Simultaneously, the HCI community has long argued that the "turn-taking" model of voice interfaces is fundamentally broken. Apple's Siri, Amazon's Alexa, and Google Assistant all suffer from the same problem: they force humans to adapt to machine rhythms rather than the other way around. If Duplex-Next works at scale, it could trigger a redesign of every voice interface on the market — from car infotainment systems to smart speakers to enterprise call centers. The question is whether Thinking Machines can sustain its lead before the larger players replicate the approach.
Key Takeaways
- Architecture Breakthrough: Thinking Machines' dual-stream transformer is the first production-ready model to process and generate speech simultaneously, breaking the sequential paradigm that has dominated AI since the transformer was introduced in 2017.

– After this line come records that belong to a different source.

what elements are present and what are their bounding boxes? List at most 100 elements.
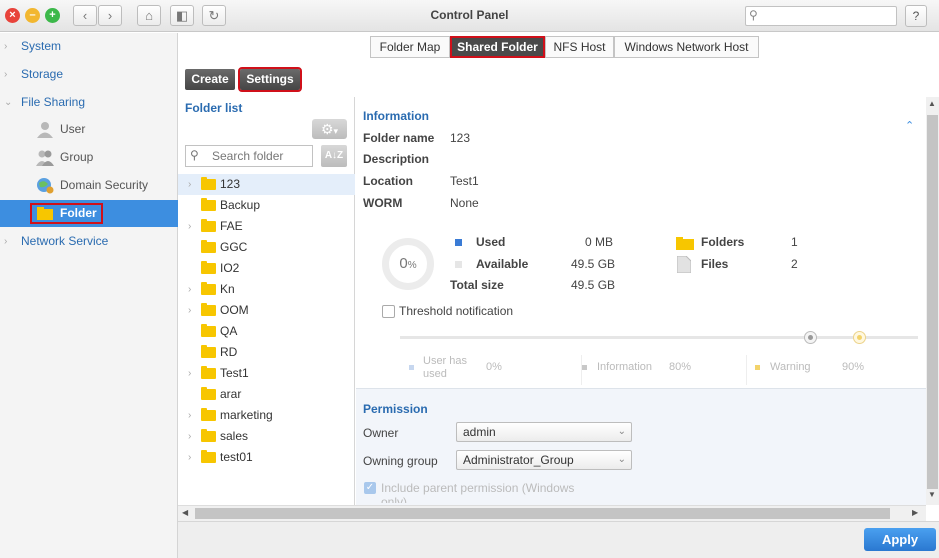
chevron-right-icon[interactable]: ›: [188, 405, 191, 426]
help-icon[interactable]: ?: [905, 5, 927, 27]
sidebar-item-system[interactable]: › System: [0, 33, 178, 60]
available-swatch: [455, 261, 462, 268]
description-label: Description: [363, 152, 430, 166]
search-folder-input[interactable]: ⚲ Search folder: [185, 145, 313, 167]
threshold-label: Threshold notification: [399, 304, 514, 318]
folder-icon: [201, 366, 216, 379]
folder-name: Test1: [220, 366, 249, 380]
search-icon: ⚲: [749, 8, 758, 22]
folder-list-item[interactable]: › marketing: [178, 405, 355, 426]
folder-list-item[interactable]: › test01: [178, 447, 355, 468]
folder-list-item[interactable]: › OOM: [178, 300, 355, 321]
chevron-down-icon: ▾: [333, 126, 339, 136]
scroll-down-icon[interactable]: ▼: [928, 490, 936, 499]
folder-name: RD: [220, 345, 238, 359]
folder-list-item[interactable]: IO2: [178, 258, 355, 279]
file-icon: [676, 255, 692, 276]
tab-nfs-host[interactable]: NFS Host: [545, 36, 614, 58]
folder-list-item[interactable]: › FAE: [178, 216, 355, 237]
chevron-right-icon[interactable]: ›: [188, 363, 191, 384]
apply-button[interactable]: Apply: [864, 528, 936, 551]
sort-button[interactable]: A↓Z: [321, 145, 347, 167]
create-button[interactable]: Create: [185, 69, 235, 90]
tab-folder-map[interactable]: Folder Map: [370, 36, 450, 58]
scrollbar-thumb[interactable]: [927, 115, 938, 489]
threshold-checkbox[interactable]: [382, 305, 395, 318]
legend-info-label: Information: [597, 361, 653, 373]
folder-list-item[interactable]: › sales: [178, 426, 355, 447]
folder-list-item[interactable]: GGC: [178, 237, 355, 258]
folder-name: sales: [220, 429, 249, 443]
vertical-scrollbar[interactable]: ▲ ▼: [926, 97, 939, 505]
chevron-right-icon[interactable]: ›: [188, 426, 191, 447]
chevron-right-icon[interactable]: ›: [188, 300, 191, 321]
sidebar-item-storage[interactable]: › Storage: [0, 61, 178, 88]
horizontal-scrollbar[interactable]: ◀ ▶: [178, 505, 926, 521]
warning-swatch: [755, 365, 760, 370]
chevron-right-icon[interactable]: ›: [188, 447, 191, 468]
available-label: Available: [476, 257, 529, 271]
scrollbar-thumb[interactable]: [195, 508, 890, 519]
owning-group-select[interactable]: Administrator_Group ⌄: [456, 450, 632, 470]
sidebar-item-file-sharing[interactable]: ⌄ File Sharing: [0, 89, 178, 116]
folder-list-item[interactable]: RD: [178, 342, 355, 363]
sidebar-item-folder[interactable]: Folder: [0, 200, 178, 227]
permission-section: Permission Owner admin ⌄ Owning group Ad…: [356, 388, 926, 505]
tab-shared-folder[interactable]: Shared Folder: [450, 36, 545, 58]
folder-name: test01: [220, 450, 253, 464]
footer-bar: [178, 521, 939, 558]
search-input[interactable]: ⚲: [745, 6, 897, 26]
tab-windows-network-host[interactable]: Windows Network Host: [614, 36, 759, 58]
gear-menu-button[interactable]: ⚙▾: [312, 119, 347, 139]
scroll-up-icon[interactable]: ▲: [928, 99, 936, 108]
folder-icon: [201, 198, 216, 211]
folder-icon: [201, 450, 216, 463]
folder-list-item[interactable]: › Kn: [178, 279, 355, 300]
available-value: 49.5 GB: [571, 257, 616, 271]
owning-group-label: Owning group: [363, 454, 438, 468]
folder-icon: [201, 219, 216, 232]
files-label: Files: [701, 257, 729, 271]
sidebar: › System › Storage ⌄ File Sharing User G…: [0, 33, 178, 558]
chevron-right-icon[interactable]: ›: [188, 279, 191, 300]
chevron-right-icon: ›: [4, 41, 8, 52]
owner-select[interactable]: admin ⌄: [456, 422, 632, 442]
scroll-right-icon[interactable]: ▶: [912, 508, 918, 517]
location-label: Location: [363, 174, 413, 188]
settings-button[interactable]: Settings: [238, 67, 302, 92]
total-size-label: Total size: [450, 278, 504, 292]
gear-icon: ⚙: [320, 121, 334, 137]
total-size-value: 49.5 GB: [571, 278, 616, 292]
folder-icon: [201, 429, 216, 442]
include-parent-checkbox[interactable]: ✓: [364, 482, 376, 494]
folder-icon: [201, 240, 216, 253]
folder-name: marketing: [220, 408, 273, 422]
sidebar-item-user[interactable]: User: [0, 116, 178, 143]
folder-list-item[interactable]: › Test1: [178, 363, 355, 384]
folder-name: IO2: [220, 261, 240, 275]
folders-label: Folders: [701, 235, 745, 249]
folder-icon: [676, 236, 694, 253]
warning-slider-handle[interactable]: [853, 331, 866, 344]
folder-list-item[interactable]: arar: [178, 384, 355, 405]
usage-donut: 0%: [382, 238, 434, 290]
information-swatch: [582, 365, 587, 370]
collapse-icon[interactable]: ⌃: [905, 119, 914, 132]
sidebar-item-network-service[interactable]: › Network Service: [0, 228, 178, 255]
chevron-down-icon: ⌄: [617, 454, 626, 465]
folder-list-item[interactable]: › 123: [178, 174, 355, 195]
sidebar-item-group[interactable]: Group: [0, 144, 178, 171]
information-slider-handle[interactable]: [804, 331, 817, 344]
folder-list-item[interactable]: QA: [178, 321, 355, 342]
sidebar-item-domain-security[interactable]: Domain Security: [0, 172, 178, 199]
legend-warn-value: 90%: [842, 361, 865, 373]
chevron-right-icon[interactable]: ›: [188, 216, 191, 237]
scroll-left-icon[interactable]: ◀: [182, 508, 188, 517]
legend-info-value: 80%: [669, 361, 692, 373]
folders-value: 1: [791, 235, 798, 249]
folder-icon: [36, 205, 54, 222]
chevron-down-icon: ⌄: [4, 97, 13, 108]
chevron-right-icon[interactable]: ›: [188, 174, 191, 195]
folder-name: FAE: [220, 219, 243, 233]
folder-list-item[interactable]: Backup: [178, 195, 355, 216]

- Latency Matters: The sub-50 millisecond latency threshold is critical — it allows for natural interruptions and overlapping speech, which is how humans actually converse, not the robotic "one at a time" model current AIs use.
- Data as Moat: The 3.7 million hours of overlapping speech data is likely Thinking Machines' most defensible asset; competitors cannot simply copy the architecture without comparable training data, which is expensive and legally complex to acquire.
- Cost and Scaling Risks: The 3x higher computational cost compared to sequential models may limit initial adoption to high-value use cases; the company must demonstrate that the quality improvement justifies the expense.